Wohnungsunternehmen, die nicht nach Gewinn streben, sondern Wohnungen nur zum Selbstkostenpreis anbieten – zu schön, um wahr zu sein? Laut Beschluss der Bundesregierung Anfang Juni bald nicht mehr, denn die Wohnungsgemeinnützigkeit soll zurückkehren. Aus Sicht von Mieterschützer:innen jedoch nur in einer abgespeckten Version.
Die alte Wohnungsgemeinnützigkeit wurde 1989 abgeschafft. Damals gehörten allein in Dortmund 110.000 Wohnungen gemeinnützigen Wohnungsunternehmen, die sich auf eine Kostenmiete beschränkten, dafür jedoch steuerliche Vorteile genossen. Zu diesen Unternehmen zählten Genossenschaften, kommunale und landeseigene Wohnungsunternehmen sowie der Werkswohnungsbau. Ein großer Teil der Wohnungen wurde später an Investoren verkauft und muss nun als Anlageprodukt auf dem Finanzmarkt konkurrieren. Mieterschützer:innen setzten sich seit Jahren für eine Wiedereinführung der Wohnungsgemeinnützigkeit ein. Ihre Hoffnung war groß, als sie im Koalitionsvertrag festgeschrieben wurde.

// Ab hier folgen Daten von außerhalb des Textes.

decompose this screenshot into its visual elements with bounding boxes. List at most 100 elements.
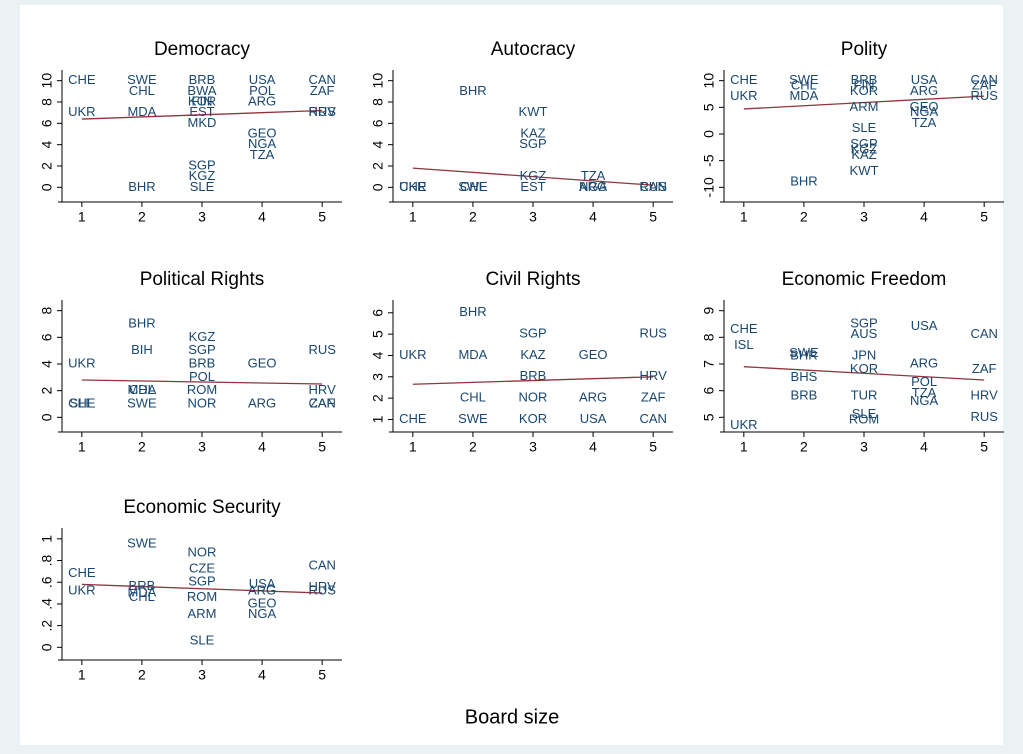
point-label: CHL <box>460 390 486 405</box>
point-label: KGZ <box>520 168 547 183</box>
point-label: BRB <box>791 387 818 402</box>
y-tick-label: 4 <box>370 351 386 359</box>
point-label: NGA <box>910 104 939 119</box>
point-label: RUS <box>308 582 336 597</box>
point-label: SWE <box>127 72 157 87</box>
point-label: CHE <box>399 411 427 426</box>
panel: Civil Rights 1 2 3 4 5 6 1 2 3 4 5 UKR CHE BHR MDA CHL SW… <box>370 269 673 455</box>
y-tick-label: 7 <box>701 360 717 368</box>
point-label: SGP <box>188 342 215 357</box>
x-tick-label: 5 <box>649 439 657 455</box>
point-label: USA <box>580 411 607 426</box>
y-tick-label: -5 <box>701 154 717 167</box>
point-label: CHE <box>68 565 96 580</box>
point-label: SWE <box>458 411 488 426</box>
y-tick-label: 3 <box>370 373 386 381</box>
y-tick-label: .4 <box>39 598 55 610</box>
x-tick-label: 4 <box>258 667 266 683</box>
point-label: CAN <box>308 72 335 87</box>
point-label: HRV <box>309 579 337 594</box>
point-label: MDA <box>127 382 156 397</box>
y-tick-label: 5 <box>370 330 386 338</box>
point-label: NGA <box>579 179 608 194</box>
point-label: ISL <box>734 337 754 352</box>
point-label: RUS <box>970 88 998 103</box>
y-tick-label: 10 <box>39 73 55 89</box>
inner-background <box>20 5 1003 745</box>
x-tick-label: 1 <box>409 209 417 225</box>
x-tick-label: 4 <box>920 209 928 225</box>
point-label: SWE <box>127 536 157 551</box>
point-label: CHL <box>460 179 486 194</box>
point-label: CHL <box>129 382 155 397</box>
point-label: KOR <box>850 361 878 376</box>
point-label: KAZ <box>520 125 545 140</box>
point-label: SLE <box>852 406 877 421</box>
point-label: KOR <box>188 93 216 108</box>
point-label: KGZ <box>851 141 878 156</box>
x-tick-label: 4 <box>589 209 597 225</box>
point-label: MKD <box>188 115 217 130</box>
x-tick-label: 1 <box>78 667 86 683</box>
fit-line <box>81 379 323 385</box>
point-label: ARG <box>910 355 938 370</box>
panel-title: Civil Rights <box>485 269 580 290</box>
point-label: GEO <box>248 125 277 140</box>
point-label: BHR <box>459 83 486 98</box>
point-label: UKR <box>68 104 95 119</box>
point-label: FIN <box>192 93 213 108</box>
y-tick-label: 6 <box>39 119 55 127</box>
point-label: EST <box>189 104 214 119</box>
point-label: SWE <box>789 72 819 87</box>
y-tick-label: 6 <box>39 333 55 341</box>
panel: Economic Security 0 .2 .4 .6 .8 1 1 2 3 4 5 CHE UKR SW… <box>39 497 342 683</box>
point-label: TZA <box>912 385 937 400</box>
point-label: CHL <box>791 77 817 92</box>
point-label: RUS <box>970 409 998 424</box>
point-label: BHR <box>790 347 817 362</box>
point-label: KAZ <box>851 147 876 162</box>
point-label: RUS <box>308 342 336 357</box>
point-label: USA <box>249 72 276 87</box>
point-label: ARG <box>248 582 276 597</box>
point-label: UKR <box>399 179 426 194</box>
y-tick-label: 8 <box>39 98 55 106</box>
point-label: CAN <box>308 557 335 572</box>
y-tick-label: 0 <box>39 183 55 191</box>
point-label: SLE <box>70 395 95 410</box>
y-tick-label: .6 <box>39 576 55 588</box>
point-label: BHR <box>128 179 155 194</box>
point-label: USA <box>911 72 938 87</box>
point-label: MDA <box>127 104 156 119</box>
y-tick-label: 4 <box>39 141 55 149</box>
point-label: MDA <box>458 347 487 362</box>
x-tick-label: 4 <box>920 439 928 455</box>
x-tick-label: 2 <box>800 209 808 225</box>
point-label: CAN <box>970 72 997 87</box>
point-label: KOR <box>850 83 878 98</box>
point-label: KAZ <box>520 347 545 362</box>
point-label: BIH <box>131 342 153 357</box>
x-tick-label: 5 <box>318 667 326 683</box>
point-label: KOR <box>519 411 547 426</box>
point-label: CHE <box>730 72 758 87</box>
point-label: POL <box>249 83 275 98</box>
y-tick-label: 6 <box>370 309 386 317</box>
y-tick-label: .8 <box>39 554 55 566</box>
x-tick-label: 5 <box>318 209 326 225</box>
x-tick-label: 2 <box>469 439 477 455</box>
point-label: ARM <box>850 99 879 114</box>
x-axis-title: Board size <box>465 706 560 728</box>
y-tick-label: 6 <box>370 119 386 127</box>
y-tick-label: 1 <box>370 415 386 423</box>
y-tick-label: 6 <box>701 387 717 395</box>
x-tick-label: 1 <box>78 209 86 225</box>
point-label: NOR <box>188 544 217 559</box>
point-label: ARG <box>248 93 276 108</box>
point-label: GEO <box>248 355 277 370</box>
x-tick-label: 1 <box>409 439 417 455</box>
x-tick-label: 3 <box>529 439 537 455</box>
point-label: ROM <box>187 382 217 397</box>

Anstatt ein eigenes Gesetz zu schaffen, soll Gemeinnützigkeit über eine Änderung in der Abgabenordnung des kommenden Jahressteuergesetztes geschaffen werden. Darin wird festgelegt, was als gemeinnützig gilt und welche Organisationen steuerlich begünstigt werden, wie zum Beispiel Vereine und Stiftungen. Klassischerweise kennt man dies von Sport- und Kulturvereinen oder Sozialverbänden. Künftig sollen auch Wohnungsunternehmen, die vergünstigten Wohnraum anbieten, als gemeinnützig anerkannt werden. Für gemeinnützig vermietete Wohnungen sollen Einkommensgrenzen bei der Anmietung gelten, die einmalig zu Beginn nachgewiesen werden müssen. Diese liegen bei maximal dem Fünffachen des Bürgergeld-Regelsatzes, bei Alleinerziehenden beim Sechsfachen. Bei einem Einpersonenhaushalt entspricht das nach Angaben des Bundesbauministeriums einem monatlichen Bruttoeinkommen von ca. 3.480 €. Bei mehreren Personen und Kindern steigen die Regelsätze entsprechend.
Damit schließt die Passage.